The obstacle appeared when the Federal Justice Minister, Chris Ellison, blocked the extradition of the two Australian executives wanted in Hong Kong to stand trial over alleged irregularities at the Tung Chung development. Despite the Australian courts having approved the extradition, Ellison has not explained the grounds for his decision...

As a result, Australia's standing in the key Asia financial centre has been damaged, and the previously smooth-running extradition arrangements between the two legal jurisdictions have been put under strain. Given the potential for misuse of Hong Kong's open financial system and free trading port by money launderers and triads, this would be a major gap in Australia's legal armour...

Hong Kong law officials suspect Ellison's unexplained decision signals a wider interruption to a previously trouble-free extradition arrangement, and some have angrily suggested Hong Kong should go slow on Australian requests. "The initial reaction was if Australia can't be reasonable, why should we be reasonable?" one senior Hong Kong official said.

There have also been racial overtones, with some Hong Kong officials suggesting Ellison did not want to send white Australians back to face justice in an Asian court. "It has given Hong Kong people a very unfavourable impression of what Australian justice is about," Hong Kong's Secretary for Education, Li Kwok-cheung, said in Australia last week...

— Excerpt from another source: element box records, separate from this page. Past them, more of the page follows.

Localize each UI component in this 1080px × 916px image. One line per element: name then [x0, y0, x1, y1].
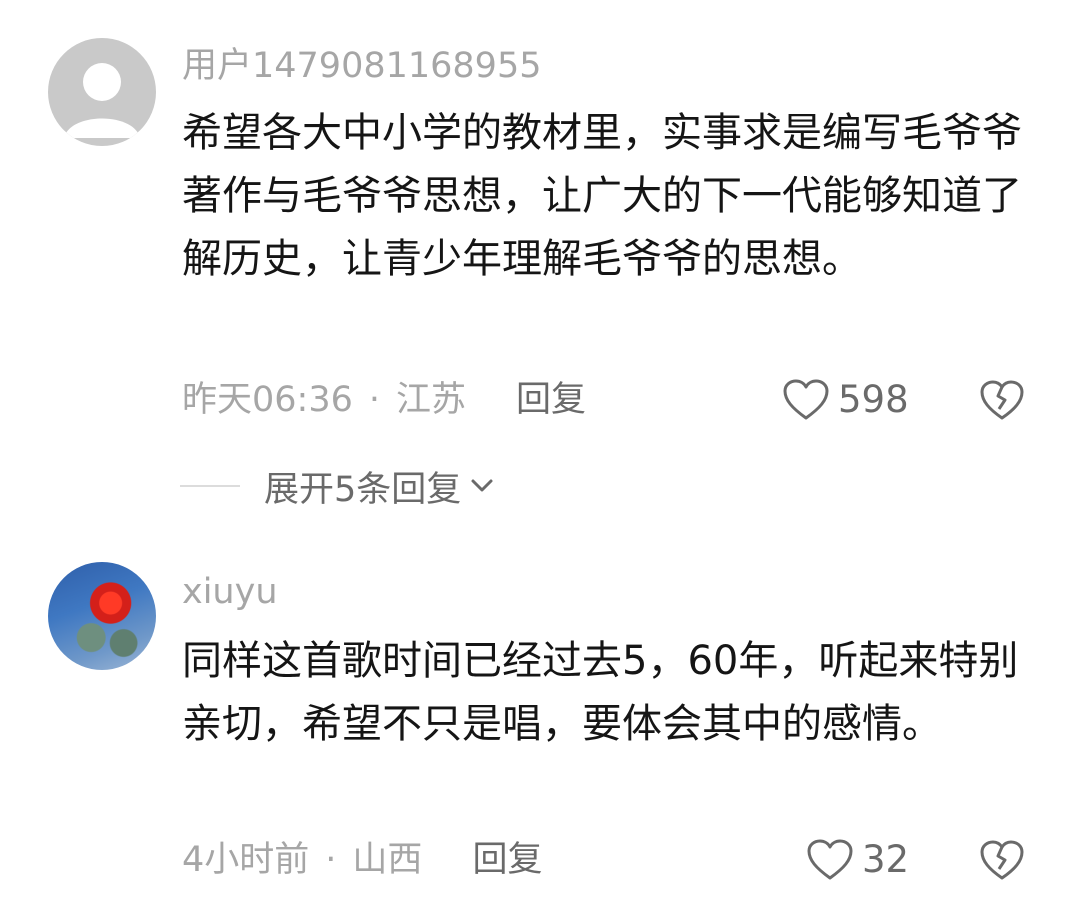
dislike-button[interactable] — [980, 838, 1024, 882]
reply-button[interactable]: 回复 — [472, 836, 542, 884]
comment-location: 山西 — [352, 840, 423, 880]
like-count: 598 — [838, 378, 909, 421]
heart-outline-icon — [783, 379, 829, 420]
username[interactable]: 用户1479081168955 — [182, 46, 542, 86]
username[interactable]: xiuyu — [182, 572, 278, 612]
expand-replies-button[interactable]: 展开5条回复 — [180, 462, 497, 510]
like-button[interactable]: 32 — [806, 836, 909, 884]
dislike-button[interactable] — [980, 378, 1024, 422]
comment-time: 4小时前 — [182, 840, 310, 880]
avatar[interactable] — [48, 562, 156, 670]
chevron-down-icon — [471, 479, 493, 492]
heart-outline-icon — [807, 839, 853, 880]
like-button[interactable]: 598 — [782, 376, 909, 424]
comment-time: 昨天06:36 — [182, 380, 353, 420]
expand-replies-label: 展开5条回复 — [264, 469, 462, 510]
comment-text: 同样这首歌时间已经过去5，60年，听起来特别亲切，希望不只是唱，要体会其中的感情… — [182, 638, 1019, 747]
meta-separator: · — [325, 840, 337, 880]
reply-button[interactable]: 回复 — [516, 376, 586, 424]
comment-text: 希望各大中小学的教材里，实事求是编写毛爷爷著作与毛爷爷思想，让广大的下一代能够知… — [182, 110, 1022, 282]
comment-meta: 4小时前 · 山西 回复 32 — [182, 836, 1024, 884]
broken-heart-icon — [980, 380, 1024, 420]
divider — [180, 485, 240, 487]
default-user-icon — [64, 63, 140, 138]
comment-meta: 昨天06:36 · 江苏 回复 598 — [182, 376, 1024, 424]
meta-separator: · — [368, 380, 381, 420]
broken-heart-icon — [980, 840, 1024, 880]
avatar[interactable] — [48, 38, 156, 146]
like-count: 32 — [862, 838, 910, 881]
comment-location: 江苏 — [396, 380, 467, 420]
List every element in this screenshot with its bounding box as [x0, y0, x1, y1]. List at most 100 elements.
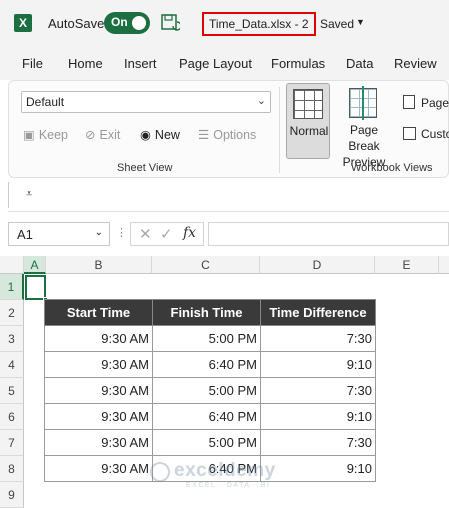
row-header-7[interactable]: 7	[0, 430, 24, 456]
table-header-row: Start Time Finish Time Time Difference	[44, 299, 376, 326]
table-row: 9:30 AM 5:00 PM 7:30	[44, 429, 376, 456]
exceldemy-logo-icon	[150, 462, 170, 482]
cell-start-time[interactable]: 9:30 AM	[44, 377, 153, 404]
custom-views-icon[interactable]	[403, 127, 416, 140]
qat-separator	[8, 182, 9, 208]
page-layout-icon[interactable]	[403, 95, 415, 109]
cell-start-time[interactable]: 9:30 AM	[44, 325, 153, 352]
saved-status[interactable]: Saved	[320, 17, 354, 31]
formula-controls: ✕ ✓ fx	[130, 222, 204, 246]
table-row: 9:30 AM 5:00 PM 7:30	[44, 377, 376, 404]
header-start-time[interactable]: Start Time	[44, 299, 153, 326]
customize-qat-icon[interactable]: ⩡	[26, 188, 32, 201]
column-header-e[interactable]: E	[375, 256, 439, 274]
column-header-d[interactable]: D	[260, 256, 375, 274]
cell-finish-time[interactable]: 6:40 PM	[152, 351, 261, 378]
time-table: Start Time Finish Time Time Difference 9…	[44, 299, 376, 482]
autosave-toggle[interactable]: On	[104, 12, 150, 34]
group-label-sheet-view: Sheet View	[117, 162, 173, 174]
cell-finish-time[interactable]: 6:40 PM	[152, 403, 261, 430]
page-break-line	[362, 86, 364, 120]
table-row: 9:30 AM 6:40 PM 9:10	[44, 351, 376, 378]
cell-time-difference[interactable]: 9:10	[260, 351, 376, 378]
column-headers: A B C D E	[0, 256, 449, 274]
ribbon-tabs: File Home Insert Page Layout Formulas Da…	[0, 46, 449, 80]
cell-finish-time[interactable]: 5:00 PM	[152, 377, 261, 404]
row-header-8[interactable]: 8	[0, 456, 24, 482]
normal-view-icon	[293, 89, 323, 119]
keep-icon: ▣	[23, 128, 35, 142]
tab-insert[interactable]: Insert	[124, 56, 157, 71]
filename[interactable]: Time_Data.xlsx - 2	[202, 12, 316, 36]
name-box[interactable]: A1 ⌄	[8, 222, 110, 246]
sheet-view-value: Default	[26, 95, 65, 109]
save-sync-icon[interactable]	[160, 13, 180, 33]
autosave-label: AutoSave	[48, 16, 105, 31]
column-header-b[interactable]: B	[46, 256, 152, 274]
header-finish-time[interactable]: Finish Time	[152, 299, 261, 326]
row-header-9[interactable]: 9	[0, 482, 24, 508]
new-view-button[interactable]: ◉ New	[140, 127, 180, 142]
tab-review[interactable]: Review	[394, 56, 437, 71]
eye-icon: ◉	[140, 128, 151, 142]
group-label-workbook-views: Workbook Views	[351, 162, 433, 174]
toggle-knob	[132, 16, 146, 30]
row-header-2[interactable]: 2	[0, 300, 24, 326]
row-header-3[interactable]: 3	[0, 326, 24, 352]
header-time-difference[interactable]: Time Difference	[260, 299, 376, 326]
formula-input[interactable]	[208, 222, 449, 246]
title-bar: X AutoSave On Time_Data.xlsx - 2 Saved ▼	[0, 0, 449, 46]
sheet-view-select[interactable]: Default ⌄	[21, 91, 271, 113]
column-header-c[interactable]: C	[152, 256, 260, 274]
cell-finish-time[interactable]: 5:00 PM	[152, 325, 261, 352]
chevron-down-icon[interactable]: ⌄	[95, 227, 103, 238]
column-header-a[interactable]: A	[24, 256, 46, 274]
tab-formulas[interactable]: Formulas	[271, 56, 325, 71]
normal-view-button[interactable]: Normal	[286, 83, 330, 159]
custom-views-button[interactable]: Custo	[421, 127, 449, 141]
quick-access-toolbar: ⩡	[8, 178, 449, 212]
exceldemy-watermark: exceldemy EXCEL · DATA · BI	[150, 458, 300, 490]
tab-data[interactable]: Data	[346, 56, 373, 71]
selected-cell-a1[interactable]	[25, 275, 48, 302]
ribbon-divider	[279, 87, 280, 173]
select-all-corner[interactable]	[0, 256, 24, 274]
cell-start-time[interactable]: 9:30 AM	[44, 351, 153, 378]
insert-function-icon[interactable]: fx	[183, 225, 196, 241]
cancel-icon[interactable]: ✕	[139, 225, 152, 243]
chevron-down-icon: ⌄	[256, 95, 266, 107]
row-header-4[interactable]: 4	[0, 352, 24, 378]
cell-start-time[interactable]: 9:30 AM	[44, 403, 153, 430]
cell-finish-time[interactable]: 5:00 PM	[152, 429, 261, 456]
excel-icon[interactable]: X	[14, 14, 32, 32]
options-button[interactable]: ☰ Options	[198, 127, 256, 142]
autosave-state: On	[111, 15, 128, 29]
exit-icon: ⊘	[85, 128, 96, 142]
chevron-down-icon[interactable]: ▼	[356, 17, 365, 27]
enter-icon[interactable]: ✓	[160, 225, 173, 243]
table-row: 9:30 AM 5:00 PM 7:30	[44, 325, 376, 352]
exit-button[interactable]: ⊘ Exit	[85, 127, 120, 142]
tab-page-layout[interactable]: Page Layout	[179, 56, 252, 71]
row-header-5[interactable]: 5	[0, 378, 24, 404]
normal-view-label: Normal	[289, 124, 329, 138]
cell-time-difference[interactable]: 9:10	[260, 403, 376, 430]
row-header-6[interactable]: 6	[0, 404, 24, 430]
watermark-tagline: EXCEL · DATA · BI	[186, 482, 271, 489]
cell-start-time[interactable]: 9:30 AM	[44, 429, 153, 456]
tab-home[interactable]: Home	[68, 56, 103, 71]
more-icon[interactable]: ⋮	[116, 226, 127, 239]
cell-time-difference[interactable]: 7:30	[260, 429, 376, 456]
ribbon-view: Default ⌄ ▣ Keep ⊘ Exit ◉ New ☰ Options Shee…	[8, 80, 449, 178]
watermark-name: exceldemy	[174, 460, 276, 481]
page-layout-button[interactable]: Page	[421, 96, 449, 110]
cell-start-time[interactable]: 9:30 AM	[44, 455, 153, 482]
cell-time-difference[interactable]: 7:30	[260, 377, 376, 404]
list-icon: ☰	[198, 128, 210, 142]
tab-file[interactable]: File	[22, 56, 43, 71]
row-header-1[interactable]: 1	[0, 274, 24, 300]
name-box-value: A1	[17, 227, 33, 242]
keep-button[interactable]: ▣ Keep	[23, 127, 68, 142]
cell-time-difference[interactable]: 7:30	[260, 325, 376, 352]
table-row: 9:30 AM 6:40 PM 9:10	[44, 403, 376, 430]
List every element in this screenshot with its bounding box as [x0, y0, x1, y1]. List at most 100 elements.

Hong Kong ministers and officials are increasingly riled that diplomatic protests, conveyed through the Australian Consulate-General, are not being acknowledged as such by either Ellison or the Foreign Minister, Alexander Downer, who continue to insist relations are not being damaged.

There's plenty more in the article. Read the whole thing. Australia is doing a fine job of disgracing itself in Hong Kong. Unless Minister Ellison comes up with a compelling reason for not extraditing these men it is going to cause even more significant damage to Australia.

Just imagine the uproar in Australia if the situation was reversed.